For many years, my definition of work–life balance was simple and mechanical:
eight hours of work, eight hours for family, eight hours of sleep. A perfect, evenly divided schedule. I believed that if I followed this formula, happiness and peace would naturally follow.
But reality proved otherwise.
Even when I strictly separated work from home, I often felt lost on my career. During moments when my kids were studying or playing together, I would find myself unsure of what to do—feeling ineffective, disconnected, and strangely empty. It was as if I wasn’t fully present in either domain. I lacked direction at work, yet I also felt purposeless at home.
That discomfort pushed me to rethink everything. And eventually, I realized something profound:
Work–life balance is not about splitting hours. It’s about integrating mindsets.
Bringing Life Into Work
As a quality assurance, collaboration, retrospectives, and continuous improvement are fundamental to how I operate.
One day, I asked myself: Why don’t I apply these principles at home?
When I learned about team collaboration, I started thinking about how to collaborate better with my husband and children. If my team benefits from retrospectives—reviewing strengths, weaknesses, and improvement opportunities—why couldn’t my marriage benefit from the same?
So my husband and I began having “mini retrospectives,” reflecting on what went well, what didn’t, and how we could better understand each other. And it worked.

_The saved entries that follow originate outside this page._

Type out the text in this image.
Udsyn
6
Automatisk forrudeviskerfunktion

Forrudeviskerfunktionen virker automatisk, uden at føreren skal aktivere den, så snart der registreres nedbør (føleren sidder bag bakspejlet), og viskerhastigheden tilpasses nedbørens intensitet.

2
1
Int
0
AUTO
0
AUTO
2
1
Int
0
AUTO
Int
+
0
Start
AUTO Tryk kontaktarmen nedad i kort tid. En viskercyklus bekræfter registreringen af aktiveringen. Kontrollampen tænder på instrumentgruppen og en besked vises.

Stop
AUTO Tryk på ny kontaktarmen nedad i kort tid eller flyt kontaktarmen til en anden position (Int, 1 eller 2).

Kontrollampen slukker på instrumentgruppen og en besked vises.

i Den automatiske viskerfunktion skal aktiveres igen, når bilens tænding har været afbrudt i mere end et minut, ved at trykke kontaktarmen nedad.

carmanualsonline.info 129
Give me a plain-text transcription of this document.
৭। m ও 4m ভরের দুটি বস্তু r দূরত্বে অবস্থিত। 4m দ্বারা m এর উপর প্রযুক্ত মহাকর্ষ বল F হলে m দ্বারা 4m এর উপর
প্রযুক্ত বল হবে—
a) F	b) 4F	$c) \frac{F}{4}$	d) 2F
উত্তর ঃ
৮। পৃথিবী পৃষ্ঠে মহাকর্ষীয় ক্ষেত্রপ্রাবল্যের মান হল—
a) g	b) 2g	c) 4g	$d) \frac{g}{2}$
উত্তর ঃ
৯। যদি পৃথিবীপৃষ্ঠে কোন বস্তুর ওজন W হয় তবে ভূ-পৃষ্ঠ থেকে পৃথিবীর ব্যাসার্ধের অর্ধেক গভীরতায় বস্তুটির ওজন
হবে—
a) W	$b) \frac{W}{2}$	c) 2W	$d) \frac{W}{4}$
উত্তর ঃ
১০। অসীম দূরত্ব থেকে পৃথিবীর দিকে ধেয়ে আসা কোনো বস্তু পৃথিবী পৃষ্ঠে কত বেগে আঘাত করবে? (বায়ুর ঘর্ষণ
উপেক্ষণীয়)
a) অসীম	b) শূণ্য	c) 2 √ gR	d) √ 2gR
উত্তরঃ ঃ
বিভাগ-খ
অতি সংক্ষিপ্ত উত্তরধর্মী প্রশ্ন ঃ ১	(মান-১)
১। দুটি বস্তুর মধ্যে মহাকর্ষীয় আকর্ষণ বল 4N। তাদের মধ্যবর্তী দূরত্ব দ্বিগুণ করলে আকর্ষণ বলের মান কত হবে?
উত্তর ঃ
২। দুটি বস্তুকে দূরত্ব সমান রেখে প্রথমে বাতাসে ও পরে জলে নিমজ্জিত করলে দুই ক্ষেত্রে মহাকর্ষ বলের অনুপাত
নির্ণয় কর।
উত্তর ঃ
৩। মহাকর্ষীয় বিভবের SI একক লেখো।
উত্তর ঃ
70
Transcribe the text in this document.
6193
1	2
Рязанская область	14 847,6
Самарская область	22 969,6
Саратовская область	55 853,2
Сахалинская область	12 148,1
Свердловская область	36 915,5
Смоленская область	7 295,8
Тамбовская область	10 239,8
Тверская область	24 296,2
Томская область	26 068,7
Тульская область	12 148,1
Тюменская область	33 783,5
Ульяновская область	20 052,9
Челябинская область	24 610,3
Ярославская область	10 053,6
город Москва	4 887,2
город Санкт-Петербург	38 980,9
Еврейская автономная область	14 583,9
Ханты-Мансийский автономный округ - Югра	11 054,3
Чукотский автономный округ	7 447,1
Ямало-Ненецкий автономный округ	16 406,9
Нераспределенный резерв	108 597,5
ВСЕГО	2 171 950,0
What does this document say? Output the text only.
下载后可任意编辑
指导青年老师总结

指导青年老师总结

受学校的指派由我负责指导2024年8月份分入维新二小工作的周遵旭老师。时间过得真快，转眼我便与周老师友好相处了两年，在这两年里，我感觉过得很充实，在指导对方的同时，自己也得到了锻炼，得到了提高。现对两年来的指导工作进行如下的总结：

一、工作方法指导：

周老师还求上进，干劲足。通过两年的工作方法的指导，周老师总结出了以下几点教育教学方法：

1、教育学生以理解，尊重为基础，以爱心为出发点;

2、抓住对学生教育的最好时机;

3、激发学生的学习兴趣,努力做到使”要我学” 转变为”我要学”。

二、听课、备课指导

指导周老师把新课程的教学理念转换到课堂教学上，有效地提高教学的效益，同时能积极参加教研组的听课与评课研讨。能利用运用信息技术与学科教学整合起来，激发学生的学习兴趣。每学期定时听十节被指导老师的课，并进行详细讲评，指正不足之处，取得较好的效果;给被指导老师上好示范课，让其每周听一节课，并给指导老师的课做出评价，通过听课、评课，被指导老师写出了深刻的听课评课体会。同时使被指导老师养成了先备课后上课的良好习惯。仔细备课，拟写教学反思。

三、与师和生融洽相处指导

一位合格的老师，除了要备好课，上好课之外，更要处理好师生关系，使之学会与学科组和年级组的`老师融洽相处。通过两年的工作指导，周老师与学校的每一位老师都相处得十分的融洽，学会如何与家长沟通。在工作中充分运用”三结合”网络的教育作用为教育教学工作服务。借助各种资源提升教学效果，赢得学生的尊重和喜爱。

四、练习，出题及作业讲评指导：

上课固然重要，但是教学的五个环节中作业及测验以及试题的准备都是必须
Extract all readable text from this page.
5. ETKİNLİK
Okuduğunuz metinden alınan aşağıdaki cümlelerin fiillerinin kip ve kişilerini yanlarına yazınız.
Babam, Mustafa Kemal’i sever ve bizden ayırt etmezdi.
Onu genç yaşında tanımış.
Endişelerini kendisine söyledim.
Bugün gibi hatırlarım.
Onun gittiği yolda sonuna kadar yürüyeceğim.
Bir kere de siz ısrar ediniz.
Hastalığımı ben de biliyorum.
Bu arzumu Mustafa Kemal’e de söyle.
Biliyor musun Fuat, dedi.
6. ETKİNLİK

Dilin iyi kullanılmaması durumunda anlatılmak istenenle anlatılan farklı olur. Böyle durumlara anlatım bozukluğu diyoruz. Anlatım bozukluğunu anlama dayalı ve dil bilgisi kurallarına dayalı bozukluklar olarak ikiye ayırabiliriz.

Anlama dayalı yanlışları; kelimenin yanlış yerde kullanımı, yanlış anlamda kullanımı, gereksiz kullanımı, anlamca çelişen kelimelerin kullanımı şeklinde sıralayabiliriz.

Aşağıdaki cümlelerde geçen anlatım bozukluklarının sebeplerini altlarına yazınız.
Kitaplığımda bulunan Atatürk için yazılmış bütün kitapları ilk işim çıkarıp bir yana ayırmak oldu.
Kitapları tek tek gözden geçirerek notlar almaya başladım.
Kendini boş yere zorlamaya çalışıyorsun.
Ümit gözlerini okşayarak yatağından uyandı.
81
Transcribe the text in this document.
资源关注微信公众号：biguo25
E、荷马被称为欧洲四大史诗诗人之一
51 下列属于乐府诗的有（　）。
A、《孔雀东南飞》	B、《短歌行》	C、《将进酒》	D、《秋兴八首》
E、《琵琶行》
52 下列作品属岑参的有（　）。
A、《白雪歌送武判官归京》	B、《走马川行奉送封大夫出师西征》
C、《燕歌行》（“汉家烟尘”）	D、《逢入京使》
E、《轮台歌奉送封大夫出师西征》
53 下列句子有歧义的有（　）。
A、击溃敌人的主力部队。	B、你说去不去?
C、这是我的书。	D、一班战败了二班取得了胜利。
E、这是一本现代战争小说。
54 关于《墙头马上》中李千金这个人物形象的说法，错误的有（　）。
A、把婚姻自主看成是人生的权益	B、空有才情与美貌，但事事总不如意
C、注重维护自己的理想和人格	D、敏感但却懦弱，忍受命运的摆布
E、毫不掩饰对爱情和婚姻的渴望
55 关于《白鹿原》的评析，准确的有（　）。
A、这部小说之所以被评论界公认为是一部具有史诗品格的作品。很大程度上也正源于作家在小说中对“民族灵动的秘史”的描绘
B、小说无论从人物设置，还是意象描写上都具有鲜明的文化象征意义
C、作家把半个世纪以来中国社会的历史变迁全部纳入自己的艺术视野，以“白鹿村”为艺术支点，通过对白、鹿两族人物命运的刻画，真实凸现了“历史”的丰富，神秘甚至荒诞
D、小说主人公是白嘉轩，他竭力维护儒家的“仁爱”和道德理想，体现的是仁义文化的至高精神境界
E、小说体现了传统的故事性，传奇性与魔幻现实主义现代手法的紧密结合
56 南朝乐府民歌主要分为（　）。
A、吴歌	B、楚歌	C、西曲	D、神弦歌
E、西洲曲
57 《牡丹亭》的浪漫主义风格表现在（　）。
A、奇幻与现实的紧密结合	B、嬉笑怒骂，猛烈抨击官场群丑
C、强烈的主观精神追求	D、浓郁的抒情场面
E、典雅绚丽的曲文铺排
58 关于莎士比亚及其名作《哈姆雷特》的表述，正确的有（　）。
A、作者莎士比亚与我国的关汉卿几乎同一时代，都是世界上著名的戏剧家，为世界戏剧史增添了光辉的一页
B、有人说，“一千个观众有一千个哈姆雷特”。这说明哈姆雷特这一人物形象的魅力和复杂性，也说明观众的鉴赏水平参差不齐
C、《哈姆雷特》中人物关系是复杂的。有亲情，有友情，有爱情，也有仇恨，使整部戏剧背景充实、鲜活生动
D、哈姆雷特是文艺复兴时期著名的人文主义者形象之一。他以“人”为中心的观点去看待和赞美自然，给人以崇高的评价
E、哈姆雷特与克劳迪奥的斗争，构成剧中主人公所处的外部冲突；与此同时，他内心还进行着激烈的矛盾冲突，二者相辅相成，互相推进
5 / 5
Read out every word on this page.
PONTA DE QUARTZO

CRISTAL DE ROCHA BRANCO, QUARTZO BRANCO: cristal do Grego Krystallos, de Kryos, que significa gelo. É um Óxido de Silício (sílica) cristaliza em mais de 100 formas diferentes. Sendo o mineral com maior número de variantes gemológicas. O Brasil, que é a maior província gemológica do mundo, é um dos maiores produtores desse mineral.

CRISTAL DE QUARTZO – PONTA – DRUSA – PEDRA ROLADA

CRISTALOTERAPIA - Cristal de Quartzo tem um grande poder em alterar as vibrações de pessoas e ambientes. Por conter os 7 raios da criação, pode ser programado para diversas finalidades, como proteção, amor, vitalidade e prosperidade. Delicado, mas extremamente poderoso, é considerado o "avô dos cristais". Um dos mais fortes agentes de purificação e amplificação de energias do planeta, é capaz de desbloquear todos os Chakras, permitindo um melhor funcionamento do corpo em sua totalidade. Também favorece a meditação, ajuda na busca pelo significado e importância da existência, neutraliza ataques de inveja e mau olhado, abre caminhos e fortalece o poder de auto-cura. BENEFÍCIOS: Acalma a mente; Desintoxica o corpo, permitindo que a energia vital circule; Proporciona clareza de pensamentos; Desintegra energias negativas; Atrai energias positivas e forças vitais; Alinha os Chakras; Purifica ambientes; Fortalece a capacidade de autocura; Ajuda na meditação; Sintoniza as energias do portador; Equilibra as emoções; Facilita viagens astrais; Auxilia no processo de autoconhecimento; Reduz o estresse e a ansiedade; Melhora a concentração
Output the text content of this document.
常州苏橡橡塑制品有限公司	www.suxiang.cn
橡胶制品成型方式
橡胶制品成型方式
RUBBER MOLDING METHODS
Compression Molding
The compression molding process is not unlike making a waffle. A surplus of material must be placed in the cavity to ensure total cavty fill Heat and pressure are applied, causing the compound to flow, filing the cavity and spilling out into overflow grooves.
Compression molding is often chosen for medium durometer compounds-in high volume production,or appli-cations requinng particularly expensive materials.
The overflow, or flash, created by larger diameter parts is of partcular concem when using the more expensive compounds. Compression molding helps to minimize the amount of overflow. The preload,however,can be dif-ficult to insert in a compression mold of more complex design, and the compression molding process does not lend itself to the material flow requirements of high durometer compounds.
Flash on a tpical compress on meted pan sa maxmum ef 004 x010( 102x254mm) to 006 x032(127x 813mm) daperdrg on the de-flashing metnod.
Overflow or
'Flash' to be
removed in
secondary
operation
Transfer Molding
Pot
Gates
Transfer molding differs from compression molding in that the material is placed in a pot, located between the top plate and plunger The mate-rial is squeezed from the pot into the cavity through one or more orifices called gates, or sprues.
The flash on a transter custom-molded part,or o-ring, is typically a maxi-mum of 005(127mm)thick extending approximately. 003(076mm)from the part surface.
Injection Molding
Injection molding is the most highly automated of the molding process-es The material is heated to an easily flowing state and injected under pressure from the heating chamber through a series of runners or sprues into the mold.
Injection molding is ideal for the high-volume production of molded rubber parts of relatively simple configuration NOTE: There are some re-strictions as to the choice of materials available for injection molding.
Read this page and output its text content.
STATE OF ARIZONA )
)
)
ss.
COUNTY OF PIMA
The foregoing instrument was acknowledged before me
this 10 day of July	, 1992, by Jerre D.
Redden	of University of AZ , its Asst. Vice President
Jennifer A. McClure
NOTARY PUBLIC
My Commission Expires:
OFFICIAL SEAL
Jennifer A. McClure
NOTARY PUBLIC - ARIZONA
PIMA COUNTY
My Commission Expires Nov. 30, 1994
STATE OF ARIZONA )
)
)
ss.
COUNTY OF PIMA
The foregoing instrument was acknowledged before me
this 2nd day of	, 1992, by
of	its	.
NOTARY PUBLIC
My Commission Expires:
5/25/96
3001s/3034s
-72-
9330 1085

When I learned about empowerment in teams, I realized I could empower my children too—giving them autonomy, trust, and the right level of guidance so they could grow their confidence and competence.
Even testing strategies influenced my life. Just as I refine test processes, I found ways to improve how I manage household responsibilities. You can read more about it in my blog post The Art of Testing and the Art of Keeping a Home – The Quality Craft
A family is, after all, a cross-functional team: everyone has different strengths. My husband loves cooking and is better at it than I am—so why shouldn’t he lead that “module”?
Bringing Work Into Life
This integration works both ways.
Thinking about work at home doesn’t mean endlessly chasing deadlines or cranking through tasks for the sake of output. It means reflecting, learning, and growing so I can work smarter—never harder for no purpose.
When my kids study, I don’t want to be the parent who forces them to sit at a desk while I lie on the couch scrolling through my phone. That sends the wrong message:
You have to keep learning, but I’m done growing.
Instead, I sit with them and work or study alongside them. We create a family culture of learning—everyone improving together. I keep my door open. If my kids ask about my work, I share my challenges, ideas, dreams, and even the books I’m reading. I want them to see passion, not exhaustion; purpose, not pressure.
In doing so, I become not just a supervisor of their learning, but a role model for lifelong growth.
“Life is work, work is life.”
A colleague I deeply admire once told me this.
I didn’t fully understand it at the time.
Now I do.
Work–life balance is not about time.
It’s about presence.
It’s not ticking off eight hours for work and eight for family.
It’s allowing the lessons of one domain to enrich the other.
When your mind is aligned—when you bring intention, curiosity, and passion to both work and life—everything flows with more clarity and fulfillment.
As QA professionals, we strive for continuous improvement, empathy, clarity, and collaboration.
Why wouldn’t we bring those same principles into our homes?
And why shouldn’t the love, patience, and resilience we practice in life make us better at work?
For me, that is the true meaning of work–life balance.